We then look at various issues encountered for the proper accounting and reporting of share-based payment awards per IFRS 2, followed by an overview of the most challenging requirements to understand and apply for hedge accounting under International Financial Reporting Standard (IFRS) 9.
Next we review the changes to IFRS that came about in 2018 and 2017, which affect different areas of accounting, such as recognition, measurement, presentation and disclosure.
Learning Objectives
- Explore the Conceptual Framework of Financial Reporting that underlies the preparation and fair presentation of financial statements.
- Explore which entities may appropriately apply International Financial Reporting Standards for Small and Medium-Sized Entities (IFRS for SMEs), discover the primary differences of IFRS for SMEs compared to full IFRS, and recognize important principles that are reinforced in both IFRS for SMEs and full IFRS.
- Explore the new five-step model that determines when and what amount of revenue to recognize and recognize whether to recognize revenue either over time, in a manner that best reflects performance, or at a point in time, when control of the goods or services is transferred to the customer.
- Discover how to handle special tax consequences, such as share-based payments, business combinations, and more.
- Discover how to handle special issues such as multi-employer plans, plan amendments, termination benefits, and more.
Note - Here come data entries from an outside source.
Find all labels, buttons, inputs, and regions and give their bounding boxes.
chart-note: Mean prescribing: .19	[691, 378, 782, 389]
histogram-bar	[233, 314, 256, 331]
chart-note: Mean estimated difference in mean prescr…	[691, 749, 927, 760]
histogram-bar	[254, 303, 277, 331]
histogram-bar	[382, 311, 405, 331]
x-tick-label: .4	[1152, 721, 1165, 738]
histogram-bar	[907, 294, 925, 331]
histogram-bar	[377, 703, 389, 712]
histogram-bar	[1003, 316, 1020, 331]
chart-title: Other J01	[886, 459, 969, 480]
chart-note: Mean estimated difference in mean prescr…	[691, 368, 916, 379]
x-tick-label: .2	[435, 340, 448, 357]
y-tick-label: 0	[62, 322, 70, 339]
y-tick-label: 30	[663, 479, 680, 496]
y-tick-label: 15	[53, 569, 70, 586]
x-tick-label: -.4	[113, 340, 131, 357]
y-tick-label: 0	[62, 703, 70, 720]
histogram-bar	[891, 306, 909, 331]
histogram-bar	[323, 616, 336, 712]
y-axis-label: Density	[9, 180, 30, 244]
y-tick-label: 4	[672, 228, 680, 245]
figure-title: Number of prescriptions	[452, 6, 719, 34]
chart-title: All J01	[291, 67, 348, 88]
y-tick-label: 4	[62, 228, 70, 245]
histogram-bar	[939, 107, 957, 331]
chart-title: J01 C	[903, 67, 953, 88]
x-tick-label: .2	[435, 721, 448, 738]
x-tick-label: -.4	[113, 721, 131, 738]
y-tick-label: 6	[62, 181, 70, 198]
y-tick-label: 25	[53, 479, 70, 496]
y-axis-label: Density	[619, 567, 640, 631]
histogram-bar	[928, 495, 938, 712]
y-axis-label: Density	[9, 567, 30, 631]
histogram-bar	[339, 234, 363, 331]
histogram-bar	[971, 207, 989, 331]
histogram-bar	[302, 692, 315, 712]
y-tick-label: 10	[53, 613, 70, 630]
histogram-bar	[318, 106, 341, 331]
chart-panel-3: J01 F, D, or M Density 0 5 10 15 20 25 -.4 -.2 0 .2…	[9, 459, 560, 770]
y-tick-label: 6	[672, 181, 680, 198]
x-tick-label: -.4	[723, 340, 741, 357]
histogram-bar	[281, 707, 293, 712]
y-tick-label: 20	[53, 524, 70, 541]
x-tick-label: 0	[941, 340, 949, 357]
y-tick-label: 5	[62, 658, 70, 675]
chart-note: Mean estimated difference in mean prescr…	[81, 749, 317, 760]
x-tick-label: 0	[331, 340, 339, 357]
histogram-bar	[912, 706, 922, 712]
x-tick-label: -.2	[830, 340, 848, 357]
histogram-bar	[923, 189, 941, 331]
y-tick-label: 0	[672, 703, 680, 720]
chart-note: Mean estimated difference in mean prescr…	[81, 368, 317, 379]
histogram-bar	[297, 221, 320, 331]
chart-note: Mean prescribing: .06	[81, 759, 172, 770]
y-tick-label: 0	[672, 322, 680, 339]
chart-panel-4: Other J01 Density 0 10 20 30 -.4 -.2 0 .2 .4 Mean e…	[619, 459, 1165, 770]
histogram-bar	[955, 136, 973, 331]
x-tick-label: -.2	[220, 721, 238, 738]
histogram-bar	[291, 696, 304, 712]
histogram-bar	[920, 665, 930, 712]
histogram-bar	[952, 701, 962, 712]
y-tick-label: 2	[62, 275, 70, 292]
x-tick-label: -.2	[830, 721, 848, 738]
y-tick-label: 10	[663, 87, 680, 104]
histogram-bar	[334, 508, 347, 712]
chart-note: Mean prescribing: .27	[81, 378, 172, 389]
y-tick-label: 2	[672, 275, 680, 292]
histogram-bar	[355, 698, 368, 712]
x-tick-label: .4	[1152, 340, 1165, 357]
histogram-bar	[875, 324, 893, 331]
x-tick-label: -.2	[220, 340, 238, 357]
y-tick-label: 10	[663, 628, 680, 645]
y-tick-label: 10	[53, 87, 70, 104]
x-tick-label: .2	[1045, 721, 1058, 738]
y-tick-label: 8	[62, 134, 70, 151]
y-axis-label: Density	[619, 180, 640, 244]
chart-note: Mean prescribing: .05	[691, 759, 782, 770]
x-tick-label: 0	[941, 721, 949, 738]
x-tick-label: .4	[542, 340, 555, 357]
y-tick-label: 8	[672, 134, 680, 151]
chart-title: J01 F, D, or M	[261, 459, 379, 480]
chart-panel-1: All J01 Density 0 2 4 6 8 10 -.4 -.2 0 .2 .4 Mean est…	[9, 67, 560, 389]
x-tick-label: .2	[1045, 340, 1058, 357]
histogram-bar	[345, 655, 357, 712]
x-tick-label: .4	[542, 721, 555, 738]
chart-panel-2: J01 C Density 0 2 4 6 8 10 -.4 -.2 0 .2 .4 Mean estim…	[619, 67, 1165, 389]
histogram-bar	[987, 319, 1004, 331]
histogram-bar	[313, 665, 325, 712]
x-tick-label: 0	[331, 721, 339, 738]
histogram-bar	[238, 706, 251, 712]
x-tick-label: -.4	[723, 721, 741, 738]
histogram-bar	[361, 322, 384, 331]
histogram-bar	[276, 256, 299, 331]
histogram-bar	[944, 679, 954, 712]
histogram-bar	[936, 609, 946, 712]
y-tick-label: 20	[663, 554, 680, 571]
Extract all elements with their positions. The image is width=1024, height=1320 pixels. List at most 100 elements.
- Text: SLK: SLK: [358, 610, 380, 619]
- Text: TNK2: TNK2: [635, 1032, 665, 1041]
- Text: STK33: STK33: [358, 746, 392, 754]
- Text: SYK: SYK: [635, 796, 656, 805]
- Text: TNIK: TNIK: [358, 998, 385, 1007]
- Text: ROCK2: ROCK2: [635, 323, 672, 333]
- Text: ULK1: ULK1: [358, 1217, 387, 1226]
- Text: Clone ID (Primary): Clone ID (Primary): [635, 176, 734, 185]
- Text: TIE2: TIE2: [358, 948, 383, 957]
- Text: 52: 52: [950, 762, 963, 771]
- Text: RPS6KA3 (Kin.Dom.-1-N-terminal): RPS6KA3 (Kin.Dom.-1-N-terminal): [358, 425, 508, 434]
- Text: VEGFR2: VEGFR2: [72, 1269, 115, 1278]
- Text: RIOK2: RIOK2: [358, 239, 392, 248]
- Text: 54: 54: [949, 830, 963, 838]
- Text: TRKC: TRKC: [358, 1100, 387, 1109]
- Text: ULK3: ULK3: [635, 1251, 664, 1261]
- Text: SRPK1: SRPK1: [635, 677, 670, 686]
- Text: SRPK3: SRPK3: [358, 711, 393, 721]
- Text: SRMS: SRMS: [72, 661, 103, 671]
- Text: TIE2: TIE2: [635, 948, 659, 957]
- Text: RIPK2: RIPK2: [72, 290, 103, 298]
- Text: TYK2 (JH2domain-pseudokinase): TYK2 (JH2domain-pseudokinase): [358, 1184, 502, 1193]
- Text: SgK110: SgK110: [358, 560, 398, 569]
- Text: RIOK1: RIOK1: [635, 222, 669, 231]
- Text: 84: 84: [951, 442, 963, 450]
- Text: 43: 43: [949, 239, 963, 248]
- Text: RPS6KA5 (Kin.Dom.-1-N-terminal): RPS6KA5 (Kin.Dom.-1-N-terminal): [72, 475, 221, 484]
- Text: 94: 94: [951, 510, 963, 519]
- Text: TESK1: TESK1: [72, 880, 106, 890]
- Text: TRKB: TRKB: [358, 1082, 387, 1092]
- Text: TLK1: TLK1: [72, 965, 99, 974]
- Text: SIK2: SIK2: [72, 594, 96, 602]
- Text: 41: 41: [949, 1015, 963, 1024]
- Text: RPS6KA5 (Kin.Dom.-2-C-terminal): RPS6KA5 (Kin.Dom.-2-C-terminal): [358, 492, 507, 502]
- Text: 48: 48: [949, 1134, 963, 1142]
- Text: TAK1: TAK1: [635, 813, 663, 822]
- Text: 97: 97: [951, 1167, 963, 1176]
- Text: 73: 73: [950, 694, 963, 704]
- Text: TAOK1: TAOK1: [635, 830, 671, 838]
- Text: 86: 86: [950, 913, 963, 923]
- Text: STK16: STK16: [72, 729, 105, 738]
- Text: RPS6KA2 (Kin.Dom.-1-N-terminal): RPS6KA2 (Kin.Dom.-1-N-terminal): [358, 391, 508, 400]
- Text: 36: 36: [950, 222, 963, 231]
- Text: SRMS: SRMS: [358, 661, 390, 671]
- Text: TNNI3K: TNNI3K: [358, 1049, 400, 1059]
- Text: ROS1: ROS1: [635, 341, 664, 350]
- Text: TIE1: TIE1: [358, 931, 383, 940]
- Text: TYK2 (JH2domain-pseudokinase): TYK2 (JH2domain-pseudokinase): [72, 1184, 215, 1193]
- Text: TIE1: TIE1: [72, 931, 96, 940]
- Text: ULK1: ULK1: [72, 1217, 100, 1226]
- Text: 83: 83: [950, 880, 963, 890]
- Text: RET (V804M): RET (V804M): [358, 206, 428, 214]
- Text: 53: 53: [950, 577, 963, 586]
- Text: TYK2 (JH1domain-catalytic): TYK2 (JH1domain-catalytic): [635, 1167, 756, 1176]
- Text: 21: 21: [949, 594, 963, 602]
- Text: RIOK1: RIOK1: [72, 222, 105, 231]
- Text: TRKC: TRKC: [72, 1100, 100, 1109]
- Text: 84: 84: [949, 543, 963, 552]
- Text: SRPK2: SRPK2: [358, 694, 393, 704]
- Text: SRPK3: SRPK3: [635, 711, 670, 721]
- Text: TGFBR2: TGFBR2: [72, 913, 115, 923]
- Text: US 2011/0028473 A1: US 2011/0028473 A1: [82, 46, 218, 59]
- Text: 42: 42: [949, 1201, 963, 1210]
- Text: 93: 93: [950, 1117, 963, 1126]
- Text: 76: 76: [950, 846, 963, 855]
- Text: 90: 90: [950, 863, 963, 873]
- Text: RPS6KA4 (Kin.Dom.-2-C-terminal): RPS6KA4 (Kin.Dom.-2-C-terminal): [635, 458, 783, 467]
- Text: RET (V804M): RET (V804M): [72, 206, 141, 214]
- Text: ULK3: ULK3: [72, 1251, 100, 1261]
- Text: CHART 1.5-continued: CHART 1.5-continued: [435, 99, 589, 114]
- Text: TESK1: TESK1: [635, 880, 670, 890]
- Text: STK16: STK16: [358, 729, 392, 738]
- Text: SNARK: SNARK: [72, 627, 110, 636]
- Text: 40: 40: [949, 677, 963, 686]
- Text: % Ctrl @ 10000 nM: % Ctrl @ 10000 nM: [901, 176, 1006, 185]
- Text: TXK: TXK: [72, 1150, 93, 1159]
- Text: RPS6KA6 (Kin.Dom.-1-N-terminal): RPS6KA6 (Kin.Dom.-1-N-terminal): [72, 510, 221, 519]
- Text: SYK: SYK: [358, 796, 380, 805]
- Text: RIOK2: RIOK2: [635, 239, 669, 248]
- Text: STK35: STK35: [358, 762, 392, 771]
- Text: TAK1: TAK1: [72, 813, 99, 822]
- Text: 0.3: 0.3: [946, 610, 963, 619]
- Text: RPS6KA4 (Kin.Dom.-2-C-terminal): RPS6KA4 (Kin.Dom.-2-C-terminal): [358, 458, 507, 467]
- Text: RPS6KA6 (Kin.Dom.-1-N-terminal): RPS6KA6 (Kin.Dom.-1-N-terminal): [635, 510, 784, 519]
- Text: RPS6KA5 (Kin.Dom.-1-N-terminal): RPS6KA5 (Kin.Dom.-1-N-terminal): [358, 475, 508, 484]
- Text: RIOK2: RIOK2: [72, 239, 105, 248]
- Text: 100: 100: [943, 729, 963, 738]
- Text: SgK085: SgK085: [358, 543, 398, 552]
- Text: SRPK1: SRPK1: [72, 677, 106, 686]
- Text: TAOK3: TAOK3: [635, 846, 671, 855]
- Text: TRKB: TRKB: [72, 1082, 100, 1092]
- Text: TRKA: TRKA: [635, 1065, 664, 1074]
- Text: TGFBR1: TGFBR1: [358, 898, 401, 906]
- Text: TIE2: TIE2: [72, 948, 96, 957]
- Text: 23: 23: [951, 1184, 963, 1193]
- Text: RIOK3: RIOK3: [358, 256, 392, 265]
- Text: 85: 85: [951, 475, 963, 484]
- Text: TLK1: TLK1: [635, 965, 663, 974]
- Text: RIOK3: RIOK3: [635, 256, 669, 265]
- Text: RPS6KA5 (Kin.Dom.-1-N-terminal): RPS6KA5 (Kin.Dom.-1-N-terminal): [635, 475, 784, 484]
- Explore how to identify a lease transaction under International Financial Reporting Standard (IFRS) 16, discover the impact of the new lease accounting requirements on lessees and lessors, and recognize exceptions to on-balance-sheet lease accounting for lessees.
- Explore the recognition and measurement of financial instruments per International Financial Reporting Standard (IFRS) 9, including the recording of any gains or losses and discover the classification of equity investments and debt securities, and the resulting appropriate accounting treatment.
- Explore how to identify the acquirer in a business combination and how to value the identifiable assets acquired and liabilities assumed.
- Explore the equity method for accounting for associates that are “significantly influenced” by the reporting entity per International Accounting Standard (IAS) 20. Discover the proper treatment of joint ventures and joint operations per International Financial Reporting Standard (IFRS) 11 and recognize when an entity qualifies as an investment entity per IFRS 10, which precludes consolidation by the parent entity.
- Explore important considerations for accounting for property, plant, and equipment per International Accounting Standard (IAS) 16 and investment property per IAS 40.
- Explore the basic principles of International Financial Reporting Standard (IFRS) 2, Share-Based Payment and discover proper accounting for both equity-settled and cash-settled transactions
- Explore the hedge accounting requirements of International Financial Reporting Standard (IFRS) 9 and recognize how hedge accounting changes under IFRS 9 are meant to better reflect the entity’s risk management strategy.
- Explore where financial statement preparers should focus the most time and attention on now when preparing interim and annual financial statements, discover highlights of recently-issued International Financial Reporting Standards (IFRS) pronouncements, focusing on changes with upcoming effective dates, and recognize the most significant accounting and financial reporting changes with future effective dates that entities should be preparing for now, such as leases.